Blog Post

Brazilian truckers go on strike; what impact for pulp?

by Pierre Bach May 31, 2018

For over a week now, the Brazilian economy has been disrupted by a truckers strike that has paralysed roads and led to extreme port congestion. The pulp industry has suffered accordingly, as the flow of raw materials to pulp mills has ground to a halt, obliging many to curtail production or reduce their operating rate.

The strike started on 21st May, as a protest against sharply rising fuel prices. Specifically, diesel prices in Brazil have almost doubled since 2016 on the back of rising oil prices coupled with a depreciating Brazilian real. The strike has brought much of Brazil to a standstill, with the country hugely dependent on trucking to transport goods; according to Bloomberg, more than 60% of Brazilian products are transported on roads. Accordingly, hospitals are running out of medical supplies, supermarket shelves are empty and petrol stations and airports are running out of fuel.

Although initiated by trade unions, the strike has garnered the support of many independent workers which has made government negotiations more complicated. As a result, although the government has declared the end of the strike on several occasions over the last few days, protests continue across the country with many drivers ignoring a series of concessions which have been made. These concessions include the state subsidizing a 12 percent drop in the price of diesel, a reduction in road tolls and the offer of more work through an increase in government contracts.

Industry contacts are cautiously optimistic that these concessions should appease the majority of the unions and that the strike will slowly draw to a conclusion in the days ahead. However, the threat of strike action by refinery workers highlights how other aggrieved groups may be encouraged to follow the lead of the truckers, thereby inflicting more pain to the economy. The reality is that further disruption is possible across multiple industries during the months ahead, with many hoping a period of greater stability will follow after the presidential elections are held in October.

Note that even if the strike is resolved today/tomorrow, it will take many days for order backlogs to be cleared and normal trucking operations to resume. The port congestion will take longer to clear, potentially lasting more than a month, in particular for container traffic.

The strike has depleted the supply of raw materials for many pulp mills, obliging many to curtail production or run at a reduced operating rate. Supply shortages appears to be most acute for chemicals, although the inventory of other raw materials are also critically low.  Note that where mills continue to run but at a reduced rate, operational costs are significantly higher as these mills are likely burning oil to supplement any shortfall in black liquor supply. Some mills are using this enforced downtime to carry out maintenance, but only where the required equipment is already on site. 

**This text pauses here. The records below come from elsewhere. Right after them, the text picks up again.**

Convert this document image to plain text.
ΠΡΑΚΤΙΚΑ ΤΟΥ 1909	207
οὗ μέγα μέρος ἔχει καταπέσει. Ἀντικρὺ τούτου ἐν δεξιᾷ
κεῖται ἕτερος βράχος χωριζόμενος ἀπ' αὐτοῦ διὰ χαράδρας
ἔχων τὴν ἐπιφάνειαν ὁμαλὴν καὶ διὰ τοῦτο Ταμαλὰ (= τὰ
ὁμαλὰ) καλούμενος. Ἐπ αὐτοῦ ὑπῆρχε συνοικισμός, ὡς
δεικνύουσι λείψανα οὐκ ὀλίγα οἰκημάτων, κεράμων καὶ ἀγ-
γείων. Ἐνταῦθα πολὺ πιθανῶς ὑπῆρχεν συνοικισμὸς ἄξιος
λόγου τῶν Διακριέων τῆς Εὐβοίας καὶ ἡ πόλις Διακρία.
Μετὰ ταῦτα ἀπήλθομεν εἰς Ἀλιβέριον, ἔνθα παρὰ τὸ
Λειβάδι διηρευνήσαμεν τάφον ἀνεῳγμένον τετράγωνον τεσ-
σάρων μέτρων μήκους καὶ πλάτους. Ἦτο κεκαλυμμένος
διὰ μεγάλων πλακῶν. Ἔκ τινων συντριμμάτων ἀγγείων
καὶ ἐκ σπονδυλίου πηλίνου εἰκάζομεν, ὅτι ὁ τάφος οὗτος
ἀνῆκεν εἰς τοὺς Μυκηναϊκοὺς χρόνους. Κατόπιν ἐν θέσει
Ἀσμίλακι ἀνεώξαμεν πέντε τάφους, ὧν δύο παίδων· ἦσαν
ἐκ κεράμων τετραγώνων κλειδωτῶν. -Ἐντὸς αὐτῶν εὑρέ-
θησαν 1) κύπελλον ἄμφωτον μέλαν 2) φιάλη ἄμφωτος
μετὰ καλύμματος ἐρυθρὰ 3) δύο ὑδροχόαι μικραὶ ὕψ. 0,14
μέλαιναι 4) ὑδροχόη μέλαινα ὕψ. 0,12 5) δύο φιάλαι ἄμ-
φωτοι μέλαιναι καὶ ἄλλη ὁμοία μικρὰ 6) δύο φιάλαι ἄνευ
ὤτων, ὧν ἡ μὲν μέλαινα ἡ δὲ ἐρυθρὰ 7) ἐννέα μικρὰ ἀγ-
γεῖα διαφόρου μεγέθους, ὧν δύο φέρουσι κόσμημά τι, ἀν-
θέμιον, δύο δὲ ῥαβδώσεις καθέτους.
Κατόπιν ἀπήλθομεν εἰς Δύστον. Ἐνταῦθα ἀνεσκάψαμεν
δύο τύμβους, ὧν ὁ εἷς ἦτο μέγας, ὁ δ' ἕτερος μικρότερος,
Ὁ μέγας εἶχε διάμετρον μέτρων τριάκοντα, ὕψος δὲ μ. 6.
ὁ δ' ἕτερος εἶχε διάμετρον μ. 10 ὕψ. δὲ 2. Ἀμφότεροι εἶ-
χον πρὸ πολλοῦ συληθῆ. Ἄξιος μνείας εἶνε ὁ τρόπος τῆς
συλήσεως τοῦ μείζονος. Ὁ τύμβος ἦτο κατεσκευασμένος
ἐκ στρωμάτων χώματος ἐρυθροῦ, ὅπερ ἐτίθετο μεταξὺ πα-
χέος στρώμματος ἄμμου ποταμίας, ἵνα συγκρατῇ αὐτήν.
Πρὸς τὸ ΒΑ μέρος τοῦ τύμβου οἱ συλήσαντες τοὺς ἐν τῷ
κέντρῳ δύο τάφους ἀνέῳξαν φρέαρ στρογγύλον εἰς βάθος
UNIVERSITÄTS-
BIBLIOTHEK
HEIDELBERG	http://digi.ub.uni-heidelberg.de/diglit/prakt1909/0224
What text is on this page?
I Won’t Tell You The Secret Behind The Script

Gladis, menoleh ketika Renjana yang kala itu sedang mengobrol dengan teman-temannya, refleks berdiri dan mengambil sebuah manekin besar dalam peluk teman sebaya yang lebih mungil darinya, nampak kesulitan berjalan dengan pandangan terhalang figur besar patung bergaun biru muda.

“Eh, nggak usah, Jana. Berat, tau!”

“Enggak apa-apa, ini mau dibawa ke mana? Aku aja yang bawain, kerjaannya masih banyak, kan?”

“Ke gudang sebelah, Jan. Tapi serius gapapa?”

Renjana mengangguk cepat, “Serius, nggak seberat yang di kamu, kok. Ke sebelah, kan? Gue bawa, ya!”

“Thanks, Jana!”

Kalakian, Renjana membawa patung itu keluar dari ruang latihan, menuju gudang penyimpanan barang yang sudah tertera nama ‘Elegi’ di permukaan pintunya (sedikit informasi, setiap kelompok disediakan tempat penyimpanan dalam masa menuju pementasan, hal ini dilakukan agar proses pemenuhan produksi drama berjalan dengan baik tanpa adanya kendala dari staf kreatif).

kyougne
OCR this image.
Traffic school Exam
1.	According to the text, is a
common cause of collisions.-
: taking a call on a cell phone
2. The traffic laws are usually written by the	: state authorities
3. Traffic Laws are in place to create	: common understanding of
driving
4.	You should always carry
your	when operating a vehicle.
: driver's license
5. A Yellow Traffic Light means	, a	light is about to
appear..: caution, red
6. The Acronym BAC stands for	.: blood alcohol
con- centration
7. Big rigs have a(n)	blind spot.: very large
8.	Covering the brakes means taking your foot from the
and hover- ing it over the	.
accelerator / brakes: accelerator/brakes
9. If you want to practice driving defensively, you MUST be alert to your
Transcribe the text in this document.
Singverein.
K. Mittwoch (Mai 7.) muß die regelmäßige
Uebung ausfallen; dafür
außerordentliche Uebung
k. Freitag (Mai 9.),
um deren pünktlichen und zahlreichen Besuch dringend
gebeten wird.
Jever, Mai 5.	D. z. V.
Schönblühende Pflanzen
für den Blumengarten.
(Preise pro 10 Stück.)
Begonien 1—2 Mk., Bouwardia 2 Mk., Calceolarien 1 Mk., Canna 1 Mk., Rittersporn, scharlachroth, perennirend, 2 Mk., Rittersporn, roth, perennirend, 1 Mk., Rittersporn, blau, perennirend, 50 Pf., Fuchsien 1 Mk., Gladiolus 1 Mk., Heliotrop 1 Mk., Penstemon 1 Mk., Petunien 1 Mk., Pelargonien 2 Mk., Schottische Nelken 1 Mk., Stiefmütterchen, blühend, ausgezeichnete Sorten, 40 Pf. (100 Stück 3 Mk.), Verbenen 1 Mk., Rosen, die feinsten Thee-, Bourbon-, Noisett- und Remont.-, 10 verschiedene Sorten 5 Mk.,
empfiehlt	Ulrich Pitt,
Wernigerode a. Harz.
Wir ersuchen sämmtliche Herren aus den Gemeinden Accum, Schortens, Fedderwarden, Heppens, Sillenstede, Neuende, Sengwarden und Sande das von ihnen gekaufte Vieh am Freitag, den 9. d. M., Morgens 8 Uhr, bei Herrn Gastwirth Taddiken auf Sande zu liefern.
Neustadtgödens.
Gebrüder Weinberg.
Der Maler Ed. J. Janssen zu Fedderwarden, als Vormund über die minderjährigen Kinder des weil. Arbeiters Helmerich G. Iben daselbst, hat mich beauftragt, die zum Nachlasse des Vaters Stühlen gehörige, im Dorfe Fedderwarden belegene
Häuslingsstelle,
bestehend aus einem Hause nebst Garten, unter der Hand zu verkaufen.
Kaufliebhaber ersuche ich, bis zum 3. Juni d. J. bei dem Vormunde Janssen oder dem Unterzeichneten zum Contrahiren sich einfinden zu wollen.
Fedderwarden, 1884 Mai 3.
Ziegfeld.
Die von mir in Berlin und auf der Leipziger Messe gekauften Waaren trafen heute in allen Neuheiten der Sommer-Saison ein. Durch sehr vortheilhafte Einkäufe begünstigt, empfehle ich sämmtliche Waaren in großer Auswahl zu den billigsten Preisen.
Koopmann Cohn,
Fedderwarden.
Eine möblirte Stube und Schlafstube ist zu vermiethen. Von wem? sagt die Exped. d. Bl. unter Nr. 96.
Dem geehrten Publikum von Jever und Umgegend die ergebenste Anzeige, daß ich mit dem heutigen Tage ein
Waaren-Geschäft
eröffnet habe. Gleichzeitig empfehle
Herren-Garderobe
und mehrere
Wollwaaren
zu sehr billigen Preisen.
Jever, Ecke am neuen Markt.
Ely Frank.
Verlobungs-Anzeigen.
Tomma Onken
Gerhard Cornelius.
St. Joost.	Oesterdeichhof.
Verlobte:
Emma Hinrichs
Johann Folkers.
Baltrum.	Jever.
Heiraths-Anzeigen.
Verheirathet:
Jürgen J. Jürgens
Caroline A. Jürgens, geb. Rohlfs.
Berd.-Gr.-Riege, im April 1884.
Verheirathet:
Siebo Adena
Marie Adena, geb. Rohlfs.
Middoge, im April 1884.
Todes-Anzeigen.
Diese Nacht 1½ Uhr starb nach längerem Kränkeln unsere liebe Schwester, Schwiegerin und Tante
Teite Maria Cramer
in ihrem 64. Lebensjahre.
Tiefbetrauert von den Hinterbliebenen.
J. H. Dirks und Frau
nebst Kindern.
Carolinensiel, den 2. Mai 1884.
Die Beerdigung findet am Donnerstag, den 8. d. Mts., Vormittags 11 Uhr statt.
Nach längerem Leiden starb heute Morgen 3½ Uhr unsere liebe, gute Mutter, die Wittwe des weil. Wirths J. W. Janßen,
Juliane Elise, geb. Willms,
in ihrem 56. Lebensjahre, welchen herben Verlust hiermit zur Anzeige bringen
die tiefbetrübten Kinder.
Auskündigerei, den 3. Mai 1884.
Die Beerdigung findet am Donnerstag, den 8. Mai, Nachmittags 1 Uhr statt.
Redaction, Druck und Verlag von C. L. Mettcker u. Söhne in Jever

We have surveyed producers and quantified the impact on operating rates and production volumes under different resolution scenarios - the full analysis is available for our existing subscribers.

For pulp buyers, the lead time to service international pulp markets means that June volumes should be little impacted, at least during the first half of the month. The impact of the strike will be most acute around the end of June into July, when the pulp produced today would ordinarily reach the market. The scale of the port congestion will cause dramatic disruption to supply through July and maybe August, even if the pulp industry is running efficiently again.

It is too early to determine the impact the strike will have on prices. The focus of major suppliers through June is to ensure continuity of supply to their contractual customers at unchanged prices.

However, the unexpected loss of such significant volume will likely play on price negotiations through the summer, and will ensure a tighter supply and demand balance than would have otherwise been the case. Note that Brazilian hardwood market pulp capacity totals 17.6Mt this year, accounting for 47% of the world’s short fibre market pulp supply and 27% of total bleached chemical market pulp supply.

Unexpected supply disruptions of this scale are not without precedent; last year the unforeseen closure of the new line at CMPC Guaiba resulted in the loss of approximately 0.7Mt of output, whilst in February 2010 an earthquake in Chile disrupted around 8% of global BCP capacity. Whilst the current disruption in Brazil may not last as long as either of these two events, the larger scale of the Brazilian industry could allow for a more intense impact in the market.

After the Chilean earthquake prices soared to record highs despite a strengthening US dollar which facilitated a decline in most other commodity prices. There are similarities today, as the timing of this disruption coincides with a strong rebound in the US dollar through the year-to-date.